Ola Electric Mobility Ltd., once one of India’s most hyped electric vehicle (EV) companies, is now grappling with declining sales and investor hesitation. Its market share in electric scooters fell sharply to 11.5% in October, down from 30% last year, while cash reserves dropped from ₹480 crore in March to just ₹160 crore by September. The company is also facing a challenging fundraising environment, as investors remain cautious about joining its ₹1,500‑crore capital-raising plan.

In a bid to revive fortunes, founder Bhavish Aggarwal is betting big on a new business vertical, Ola Shakti. The initiative offers lithium‑ion battery packs for homes and small businesses, using the same proprietary 4680 “Bharat” battery cells developed for Ola scooters. Aggarwal expects the home‑battery venture to generate around ₹100 crore in revenue in the quarter beginning March, potentially reaching ₹1,000 crore by March 2027, almost a third of Ola’s projected annual revenue.

While the move could diversify Ola’s income, experts warn that home battery storage is a highly competitive segment dominated by low-cost lead-acid systems.
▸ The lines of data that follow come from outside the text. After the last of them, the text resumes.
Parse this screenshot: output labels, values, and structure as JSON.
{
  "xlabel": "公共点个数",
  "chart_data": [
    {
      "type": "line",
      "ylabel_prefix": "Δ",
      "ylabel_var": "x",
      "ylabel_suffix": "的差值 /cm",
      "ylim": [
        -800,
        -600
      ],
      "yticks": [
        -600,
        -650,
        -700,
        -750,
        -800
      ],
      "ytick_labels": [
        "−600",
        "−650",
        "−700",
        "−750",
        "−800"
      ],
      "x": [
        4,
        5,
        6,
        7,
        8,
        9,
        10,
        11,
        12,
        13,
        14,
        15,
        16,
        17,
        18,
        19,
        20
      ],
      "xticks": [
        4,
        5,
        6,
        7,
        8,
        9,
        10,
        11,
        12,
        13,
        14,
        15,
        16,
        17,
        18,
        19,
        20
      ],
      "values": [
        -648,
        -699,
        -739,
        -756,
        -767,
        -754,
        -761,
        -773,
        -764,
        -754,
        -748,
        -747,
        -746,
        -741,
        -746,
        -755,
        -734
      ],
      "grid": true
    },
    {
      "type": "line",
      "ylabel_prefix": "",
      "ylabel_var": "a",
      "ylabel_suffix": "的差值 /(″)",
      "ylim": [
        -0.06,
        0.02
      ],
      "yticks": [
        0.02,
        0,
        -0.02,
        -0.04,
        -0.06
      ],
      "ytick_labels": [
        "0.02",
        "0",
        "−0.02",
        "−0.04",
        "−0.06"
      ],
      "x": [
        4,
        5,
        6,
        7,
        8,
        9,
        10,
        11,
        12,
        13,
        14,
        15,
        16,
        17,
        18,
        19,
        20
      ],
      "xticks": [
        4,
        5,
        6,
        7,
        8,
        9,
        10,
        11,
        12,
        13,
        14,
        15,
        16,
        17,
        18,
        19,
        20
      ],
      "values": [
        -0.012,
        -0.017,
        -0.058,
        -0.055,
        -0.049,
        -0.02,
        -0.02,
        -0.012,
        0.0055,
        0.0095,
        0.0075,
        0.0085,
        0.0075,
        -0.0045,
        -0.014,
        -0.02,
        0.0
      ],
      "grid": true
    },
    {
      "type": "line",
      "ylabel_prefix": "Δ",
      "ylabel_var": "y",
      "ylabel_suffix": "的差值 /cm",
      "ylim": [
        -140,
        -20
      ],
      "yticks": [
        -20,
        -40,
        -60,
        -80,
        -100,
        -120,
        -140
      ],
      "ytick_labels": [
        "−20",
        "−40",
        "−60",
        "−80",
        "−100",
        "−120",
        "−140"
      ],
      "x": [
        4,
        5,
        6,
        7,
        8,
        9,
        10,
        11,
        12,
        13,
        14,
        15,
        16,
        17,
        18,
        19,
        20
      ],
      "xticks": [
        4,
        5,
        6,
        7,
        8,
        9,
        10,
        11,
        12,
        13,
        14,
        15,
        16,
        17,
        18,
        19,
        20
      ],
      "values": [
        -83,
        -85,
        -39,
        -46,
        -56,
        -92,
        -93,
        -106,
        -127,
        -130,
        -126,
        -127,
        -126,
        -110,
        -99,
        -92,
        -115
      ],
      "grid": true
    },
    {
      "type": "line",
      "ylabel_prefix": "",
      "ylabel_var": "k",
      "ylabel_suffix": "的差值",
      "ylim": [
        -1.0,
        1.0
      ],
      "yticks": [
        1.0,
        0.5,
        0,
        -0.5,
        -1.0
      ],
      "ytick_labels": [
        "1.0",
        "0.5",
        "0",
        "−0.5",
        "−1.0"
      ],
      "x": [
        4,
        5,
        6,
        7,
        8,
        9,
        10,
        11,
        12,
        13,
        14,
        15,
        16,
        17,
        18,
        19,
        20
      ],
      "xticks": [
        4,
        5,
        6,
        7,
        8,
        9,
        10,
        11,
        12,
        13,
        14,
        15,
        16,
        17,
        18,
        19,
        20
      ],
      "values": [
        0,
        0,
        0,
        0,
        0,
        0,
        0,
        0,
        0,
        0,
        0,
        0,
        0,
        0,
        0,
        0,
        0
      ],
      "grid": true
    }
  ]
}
Making a lithium-ion battery business profitable also requires large-scale production, with analysts suggesting Ola would need to reach roughly 10 GWh to break even.

Despite these challenges, Aggarwal remains optimistic that leveraging technology developed for scooters could provide a strategic edge. However, analysts caution that the home-battery push alone may not be enough; a revival of Ola’s core EV business is critical for long-term success. The company’s ability to balance innovation, production scale, and investor confidence will determine whether Bhavish Aggarwal’s bold bet on Ola Shakti can turn around the struggling EV maker.